What is Waitz’s secret? Much of what Villarreal cites—believing that every child can learn, improving self-esteem, rewarding success, getting parents involved—is the same litany one hears from educators everywhere. The difference at Waitz is will. Villarreal and his teachers attack the TAAS test as if it were a cross between the game of the year (“Beat the TAAS” reads a banner in the cafeteria) and a matter of survival (which, for these children, it is). This culture has spread throughout Mission: Six of the district’s ten elementary schools earned a four-star rating. Mission is on a mission.

This community culture keeps the school board and the central administration focused on education—not politics, as is the case with far too many school districts these days. Here is the rest of Villarreal’s formula for Waitz’s success:
Teach English The object of Waitz’s bilingual program is to prepare all regular students—even migrants—to take the TAAS test in English by the third grade. State law provides an exemption for non-English-speaking students; Villarreal rarely uses it.
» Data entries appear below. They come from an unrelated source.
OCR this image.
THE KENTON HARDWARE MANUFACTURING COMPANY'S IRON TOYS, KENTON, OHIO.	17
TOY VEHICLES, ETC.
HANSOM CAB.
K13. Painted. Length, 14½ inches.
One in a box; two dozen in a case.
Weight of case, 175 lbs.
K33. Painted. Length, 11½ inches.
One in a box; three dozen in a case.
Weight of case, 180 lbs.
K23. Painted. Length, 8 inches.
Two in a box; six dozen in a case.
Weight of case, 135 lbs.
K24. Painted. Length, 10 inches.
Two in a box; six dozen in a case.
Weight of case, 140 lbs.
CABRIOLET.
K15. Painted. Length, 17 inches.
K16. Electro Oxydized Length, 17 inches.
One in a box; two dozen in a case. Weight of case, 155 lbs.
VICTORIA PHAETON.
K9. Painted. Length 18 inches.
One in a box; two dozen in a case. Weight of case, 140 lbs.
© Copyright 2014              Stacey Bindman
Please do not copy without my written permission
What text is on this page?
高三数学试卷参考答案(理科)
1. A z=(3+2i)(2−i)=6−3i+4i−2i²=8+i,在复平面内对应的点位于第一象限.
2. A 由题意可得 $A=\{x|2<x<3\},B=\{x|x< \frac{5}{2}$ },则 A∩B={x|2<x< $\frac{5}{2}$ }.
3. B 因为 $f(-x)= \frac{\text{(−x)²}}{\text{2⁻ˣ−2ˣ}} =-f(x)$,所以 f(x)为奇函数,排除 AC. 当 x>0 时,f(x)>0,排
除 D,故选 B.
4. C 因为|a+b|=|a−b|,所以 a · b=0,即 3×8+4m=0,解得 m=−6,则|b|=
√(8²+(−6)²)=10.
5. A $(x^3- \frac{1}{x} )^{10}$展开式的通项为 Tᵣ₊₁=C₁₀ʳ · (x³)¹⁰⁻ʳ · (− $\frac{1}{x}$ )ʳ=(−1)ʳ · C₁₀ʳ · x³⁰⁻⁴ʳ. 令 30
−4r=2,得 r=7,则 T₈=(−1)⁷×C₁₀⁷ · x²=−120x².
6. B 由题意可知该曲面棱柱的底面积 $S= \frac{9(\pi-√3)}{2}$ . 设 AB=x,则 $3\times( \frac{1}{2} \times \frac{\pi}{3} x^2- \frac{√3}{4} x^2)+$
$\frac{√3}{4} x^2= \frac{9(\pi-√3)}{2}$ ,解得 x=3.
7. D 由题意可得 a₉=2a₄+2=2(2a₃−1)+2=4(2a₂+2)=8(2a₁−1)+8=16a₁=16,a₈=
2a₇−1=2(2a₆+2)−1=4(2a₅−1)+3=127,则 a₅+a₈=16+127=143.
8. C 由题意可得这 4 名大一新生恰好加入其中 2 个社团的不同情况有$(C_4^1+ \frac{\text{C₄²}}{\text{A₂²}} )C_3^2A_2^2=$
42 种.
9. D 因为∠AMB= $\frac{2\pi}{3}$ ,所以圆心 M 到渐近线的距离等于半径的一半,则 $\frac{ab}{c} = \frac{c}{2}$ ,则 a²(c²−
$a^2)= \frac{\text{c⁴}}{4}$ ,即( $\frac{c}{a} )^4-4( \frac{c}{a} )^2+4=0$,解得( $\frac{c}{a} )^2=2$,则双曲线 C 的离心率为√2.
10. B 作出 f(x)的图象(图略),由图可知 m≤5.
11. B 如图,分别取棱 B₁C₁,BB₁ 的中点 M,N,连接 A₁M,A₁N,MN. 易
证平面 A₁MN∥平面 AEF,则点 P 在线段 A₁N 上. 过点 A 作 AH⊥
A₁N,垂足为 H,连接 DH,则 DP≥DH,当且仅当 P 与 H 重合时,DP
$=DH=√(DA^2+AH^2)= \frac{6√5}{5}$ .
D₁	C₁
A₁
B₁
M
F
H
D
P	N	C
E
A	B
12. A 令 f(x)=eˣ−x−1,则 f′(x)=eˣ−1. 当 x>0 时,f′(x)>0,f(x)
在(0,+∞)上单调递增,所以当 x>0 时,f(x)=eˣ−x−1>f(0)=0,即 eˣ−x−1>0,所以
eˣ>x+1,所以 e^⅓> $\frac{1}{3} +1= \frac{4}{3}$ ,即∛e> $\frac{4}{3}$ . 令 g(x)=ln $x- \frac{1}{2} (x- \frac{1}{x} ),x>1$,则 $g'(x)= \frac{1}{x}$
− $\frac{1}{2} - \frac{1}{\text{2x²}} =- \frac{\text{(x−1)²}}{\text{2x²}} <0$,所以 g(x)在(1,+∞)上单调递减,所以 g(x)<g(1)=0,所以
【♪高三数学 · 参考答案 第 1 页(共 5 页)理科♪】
Remedy shortcomings Students are pre-tested to identify their weaknesses in specific areas of the TAAS test. Then they receive computerized instruction in these areas, such as vocabulary. On Saturdays teachers come to Waitz for special training on how to group students during class time to allow them to work on their individual problems, and high school students show up to tutor children from migrant families.
Involve parents Villarreal knows his constituency. He drove me up and down the dirt streets of the colonia, pointing out a dwelling where eight people live in a single room and another where the daughter of a migrant family has just made the honor roll. Like all Mission schools, Waitz has a paid parent coordinator who calls on families, urging that kids come to school even if they are mildly sick and stressing the importance of making them do their homework.
Instill values The cafeteria abounds in one-word banners touting virtues—“Kindness,” “Honesty,” “Respect”—and every Friday a different group of students puts on a short skit about one of the values.

On the day I attended, a skit on honesty was part of a ninety-minute “incentive assembly.” Banners and posters filled up the cafeteria walls, all of them in English except for one over the stage that displayed the school’s motto: “¡Querer es poder. Hay que ponerle ganas!” or, roughly, To succeed, you must keep trying. Villarreal recognized group after group of achievers—classes with perfect attendance, honor roll students, accelerated readers who used their free time to go to the library, students showing progress in overcoming their TAAS weaknesses. Cheerleaders led yells, teachers in matching T-shirts shook pom-poms, a local TV news anchorman told students to stay in school, I was called up to speak, and students sang sweet songs and accompanied them with hand signals performed in unison. It was so heartwarming and so schmaltzy that it was almost possible to forget for a moment where these kids had come from and what they had accomplished.